Impala Performance Consideration

Introduction

Recently, I’ve done load testing of impala. During testing I’ve found by doing some tiny changes query performance can be improve drastically. I would like to share my experience to all. Majorly I’ve found you should tune impala by two ways.

Less your scanning time of HDFS(storage):

It’s always primary concern to read data from distributed mode. Data scatter across the multiple machines. You’re limited to disk throughput and network I/O. We’ve found scanning of HDFS taking so long time then to do actual aggregation jobs.  There are basically two reasons for taking long time:
1)      Scan data from disk:
Disk throughput is limited to MBPS. In our testing I’ve found it goes to max 150mbps(on m3.Xlarge instance on aws EC2 and 10 IOPS). i.e. if you are reading 50 GB data from scatter disk it will take around 6 minutes only for reading your data and We expect query response in less than 3 to 5 sec in real time.

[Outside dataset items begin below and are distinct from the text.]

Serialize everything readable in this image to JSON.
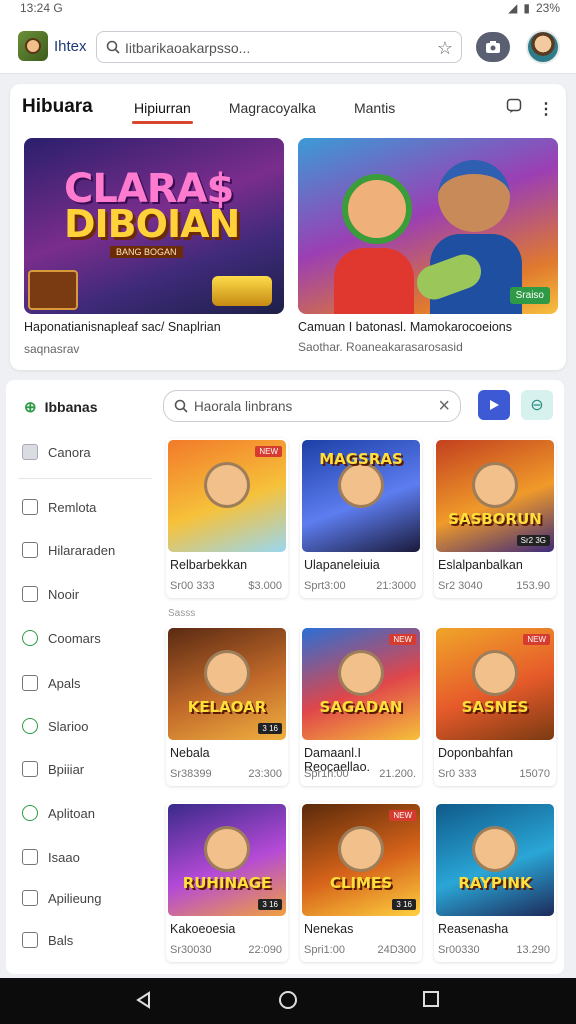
{
  "status": {
    "time": "13:24 G",
    "battery": "23%"
  },
  "header": {
    "brand": "Ihtex",
    "search_placeholder": "Iitbarikaoakarpsso...",
    "icons": [
      "smiley-logo",
      "search-icon",
      "star-icon",
      "camera-icon",
      "avatar"
    ]
  },
  "hero": {
    "title": "Hibuara",
    "tabs": [
      {
        "label": "Hipiurran",
        "active": true
      },
      {
        "label": "Magracoyalka",
        "active": false
      },
      {
        "label": "Mantis",
        "active": false
      }
    ],
    "banners": [
      {
        "art_line1": "CLARA$",
        "art_line2": "DIBOIAN",
        "strip": "BANG BOGAN",
        "caption": "Haponatianisnapleaf sac/ Snaplrian",
        "sub": "saqnasrav"
      },
      {
        "badge": "Sraiso",
        "caption": "Camuan I batonasl. Mamokarocoeions",
        "sub": "Saothar. Roaneakarasarosasid"
      }
    ]
  },
  "sidebar": {
    "heading": "Ibbanas",
    "items": [
      {
        "label": "Canora",
        "icon": "box-icon"
      },
      {
        "label": "Remlota",
        "icon": "doc-icon"
      },
      {
        "label": "Hilararaden",
        "icon": "check-square-icon"
      },
      {
        "label": "Nooir",
        "icon": "bookmark-icon"
      },
      {
        "label": "Coomars",
        "icon": "circle-icon"
      },
      {
        "label": "Apals",
        "icon": "home-icon"
      },
      {
        "label": "Slarioo",
        "icon": "grid-icon"
      },
      {
        "label": "Bpiiiar",
        "icon": "square-icon"
      },
      {
        "label": "Aplitoan",
        "icon": "refresh-icon"
      },
      {
        "label": "Isaao",
        "icon": "link-icon"
      },
      {
        "label": "Apilieung",
        "icon": "bell-icon"
      },
      {
        "label": "Bals",
        "icon": "layers-icon"
      }
    ]
  },
  "catalog": {
    "search_placeholder": "Haorala linbrans",
    "section_label": "Sasss",
    "cards": [
      {
        "name": "Relbarbekkan",
        "meta1": "Sr00 333",
        "meta2": "$3.000",
        "art": "",
        "tag": "NEW",
        "tag2": "",
        "theme": "a"
      },
      {
        "name": "Ulapaneleiuia",
        "meta1": "Sprt3:00",
        "meta2": "21:3000",
        "art": "MAGSRAS",
        "tag": "",
        "tag2": "",
        "theme": "b"
      },
      {
        "name": "Eslalpanbalkan",
        "meta1": "Sr2 3040",
        "meta2": "153.90",
        "art": "SASBORUN",
        "tag": "",
        "tag2": "Sr2 3G",
        "theme": "c"
      },
      {
        "name": "Nebala",
        "meta1": "Sr38399",
        "meta2": "23:300",
        "art": "KELAOAR",
        "tag": "",
        "tag2": "3 16",
        "theme": "d"
      },
      {
        "name": "Damaanl.I Reocaellao.",
        "meta1": "Spr1h:00",
        "meta2": "21.200.",
        "art": "SAGADAN",
        "tag": "NEW",
        "tag2": "",
        "theme": "e"
      },
      {
        "name": "Doponbahfan",
        "meta1": "Sr0 333",
        "meta2": "15070",
        "art": "SASNES",
        "tag": "NEW",
        "tag2": "",
        "theme": "f"
      },
      {
        "name": "Kakoeoesia",
        "meta1": "Sr30030",
        "meta2": "22:090",
        "art": "RUHINAGE",
        "tag": "",
        "tag2": "3 16",
        "theme": "g"
      },
      {
        "name": "Nenekas",
        "meta1": "Spri1:00",
        "meta2": "24D300",
        "art": "CLIMES",
        "tag": "NEW",
        "tag2": "3 16",
        "theme": "h"
      },
      {
        "name": "Reasenasha",
        "meta1": "Sr00330",
        "meta2": "13.290",
        "art": "RAYPINK",
        "tag": "",
        "tag2": "",
        "theme": "i"
      }
    ]
  },
  "colors": {
    "accent": "#d9462e",
    "primary": "#3d5ad4",
    "green": "#2f9a46"
  }
}
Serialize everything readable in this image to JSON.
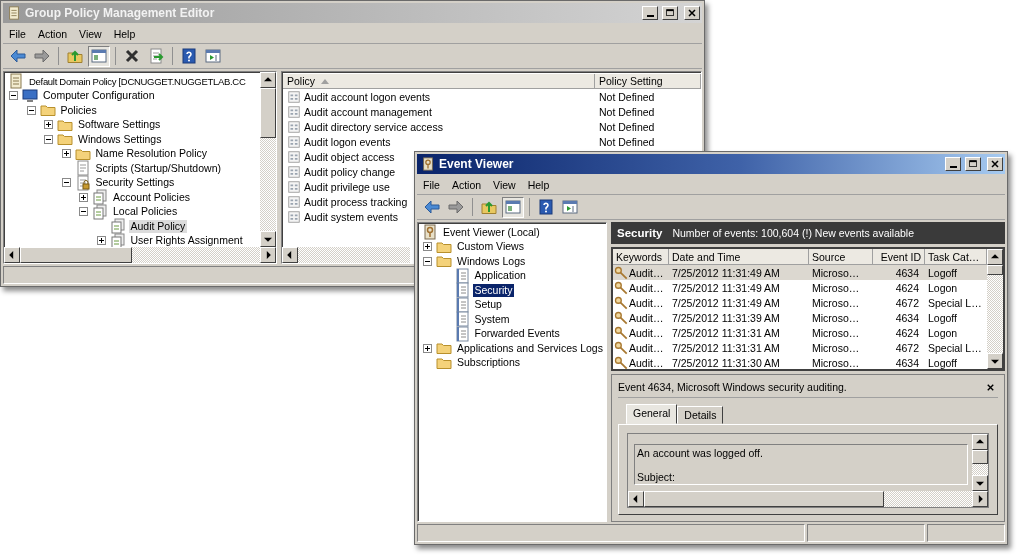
{
  "gpme": {
    "title": "Group Policy Management Editor",
    "active": false,
    "menu": [
      "File",
      "Action",
      "View",
      "Help"
    ],
    "toolbar": [
      {
        "kind": "back"
      },
      {
        "kind": "forward"
      },
      {
        "kind": "sep"
      },
      {
        "kind": "up"
      },
      {
        "kind": "pane",
        "pressed": true
      },
      {
        "kind": "sep"
      },
      {
        "kind": "delete"
      },
      {
        "kind": "export"
      },
      {
        "kind": "sep"
      },
      {
        "kind": "help"
      },
      {
        "kind": "console"
      }
    ],
    "tree": [
      {
        "label": "Default Domain Policy [DCNUGGET.NUGGETLAB.CC",
        "kind": "scroll",
        "selected": false,
        "children": [
          {
            "label": "Computer Configuration",
            "kind": "computer",
            "selected": false,
            "expanded": true,
            "children": [
              {
                "label": "Policies",
                "kind": "folder",
                "selected": false,
                "expanded": true,
                "children": [
                  {
                    "label": "Software Settings",
                    "kind": "folder",
                    "selected": false,
                    "expanded": false
                  },
                  {
                    "label": "Windows Settings",
                    "kind": "folder",
                    "selected": false,
                    "expanded": true,
                    "children": [
                      {
                        "label": "Name Resolution Policy",
                        "kind": "folder",
                        "selected": false,
                        "expanded": false
                      },
                      {
                        "label": "Scripts (Startup/Shutdown)",
                        "kind": "doc",
                        "selected": false
                      },
                      {
                        "label": "Security Settings",
                        "kind": "lockdoc",
                        "selected": false,
                        "expanded": true,
                        "children": [
                          {
                            "label": "Account Policies",
                            "kind": "policy",
                            "selected": false,
                            "expanded": false
                          },
                          {
                            "label": "Local Policies",
                            "kind": "policy",
                            "selected": false,
                            "expanded": true,
                            "children": [
                              {
                                "label": "Audit Policy",
                                "kind": "policy",
                                "selected": true
                              },
                              {
                                "label": "User Rights Assignment",
                                "kind": "policy",
                                "selected": false,
                                "expanded": false
                              }
                            ]
                          }
                        ]
                      }
                    ]
                  }
                ]
              }
            ]
          }
        ]
      }
    ],
    "columns": [
      {
        "label": "Policy",
        "sorted": true
      },
      {
        "label": "Policy Setting",
        "sorted": false
      }
    ],
    "rows": [
      {
        "policy": "Audit account logon events",
        "setting": "Not Defined"
      },
      {
        "policy": "Audit account management",
        "setting": "Not Defined"
      },
      {
        "policy": "Audit directory service access",
        "setting": "Not Defined"
      },
      {
        "policy": "Audit logon events",
        "setting": "Not Defined"
      },
      {
        "policy": "Audit object access"
      },
      {
        "policy": "Audit policy change"
      },
      {
        "policy": "Audit privilege use"
      },
      {
        "policy": "Audit process tracking"
      },
      {
        "policy": "Audit system events"
      }
    ]
  },
  "ev": {
    "title": "Event Viewer",
    "active": true,
    "menu": [
      "File",
      "Action",
      "View",
      "Help"
    ],
    "toolbar": [
      {
        "kind": "back"
      },
      {
        "kind": "forward"
      },
      {
        "kind": "sep"
      },
      {
        "kind": "up"
      },
      {
        "kind": "pane",
        "pressed": true
      },
      {
        "kind": "sep"
      },
      {
        "kind": "help"
      },
      {
        "kind": "console"
      }
    ],
    "tree": [
      {
        "label": "Event Viewer (Local)",
        "kind": "viewer",
        "selected": false,
        "children": [
          {
            "label": "Custom Views",
            "kind": "folder",
            "selected": false,
            "expanded": false
          },
          {
            "label": "Windows Logs",
            "kind": "folder",
            "selected": false,
            "expanded": true,
            "children": [
              {
                "label": "Application",
                "kind": "log",
                "selected": false
              },
              {
                "label": "Security",
                "kind": "log",
                "selected": true
              },
              {
                "label": "Setup",
                "kind": "log",
                "selected": false
              },
              {
                "label": "System",
                "kind": "log",
                "selected": false
              },
              {
                "label": "Forwarded Events",
                "kind": "log",
                "selected": false
              }
            ]
          },
          {
            "label": "Applications and Services Logs",
            "kind": "folder",
            "selected": false,
            "expanded": false
          },
          {
            "label": "Subscriptions",
            "kind": "folder",
            "selected": false
          }
        ]
      }
    ],
    "header": {
      "title": "Security",
      "info": "Number of events: 100,604 (!) New events available"
    },
    "columns": [
      "Keywords",
      "Date and Time",
      "Source",
      "Event ID",
      "Task Cat…"
    ],
    "rows": [
      {
        "keywords": "Audit…",
        "date": "7/25/2012 11:31:49 AM",
        "source": "Microso…",
        "id": "4634",
        "task": "Logoff",
        "selected": true
      },
      {
        "keywords": "Audit…",
        "date": "7/25/2012 11:31:49 AM",
        "source": "Microso…",
        "id": "4624",
        "task": "Logon",
        "selected": false
      },
      {
        "keywords": "Audit…",
        "date": "7/25/2012 11:31:49 AM",
        "source": "Microso…",
        "id": "4672",
        "task": "Special L…",
        "selected": false
      },
      {
        "keywords": "Audit…",
        "date": "7/25/2012 11:31:39 AM",
        "source": "Microso…",
        "id": "4634",
        "task": "Logoff",
        "selected": false
      },
      {
        "keywords": "Audit…",
        "date": "7/25/2012 11:31:31 AM",
        "source": "Microso…",
        "id": "4624",
        "task": "Logon",
        "selected": false
      },
      {
        "keywords": "Audit…",
        "date": "7/25/2012 11:31:31 AM",
        "source": "Microso…",
        "id": "4672",
        "task": "Special L…",
        "selected": false
      },
      {
        "keywords": "Audit…",
        "date": "7/25/2012 11:31:30 AM",
        "source": "Microso…",
        "id": "4634",
        "task": "Logoff",
        "selected": false
      }
    ],
    "detail": {
      "title": "Event 4634, Microsoft Windows security auditing.",
      "tabs": [
        {
          "label": "General",
          "selected": true
        },
        {
          "label": "Details",
          "selected": false
        }
      ],
      "lines": [
        "An account was logged off.",
        "Subject:"
      ]
    }
  }
}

I would also like to point your direction on concurrent read. Reading tens of concurrent user from disk can kill your system for endless time period. So does it mean we can’t reduce the time?
Answer is no, we can. Newer Cloudera distribution come up with the concept of HDFS caching. You can cache your data into physical memory. I’ve seen the reading from cache data gives you GBPS speed. It can drastically change scanning time of HDFS. And also this reflection you can see on concurrent reads also.

2)      Scan full data:
Scanning full data is sometimes panic for system and that also if I consider it sequential scanning. What if I interested only particular app id, your system will scan complete data and filter your data row by row. What if I get something where I get already filtered data there I don’t need to scan my complete data set. And this mechanism called Partition. We can partition our data by some predefined filters. So that impala will scan only those data set which you are put into filter conditions.

 Aggregate level

I’ve also found you can tune impala by your query also. As for example we can do the date parsing before giving the input to impala. So that Impala not take much time on parsing and filtering the rows. Joining optimization can also be consider.

Summary:

Impala is a great tool; If you optimize it from storage level to processing level. Storage and processing equally put the impact on system. Sometimes, an optimization technique improves scalability more than performance. For example, reducing memory usage for a query might not change the query performance much, but might improve scalability by allowing more Impala queries or other kinds of jobs to run at the same time without running out of memory.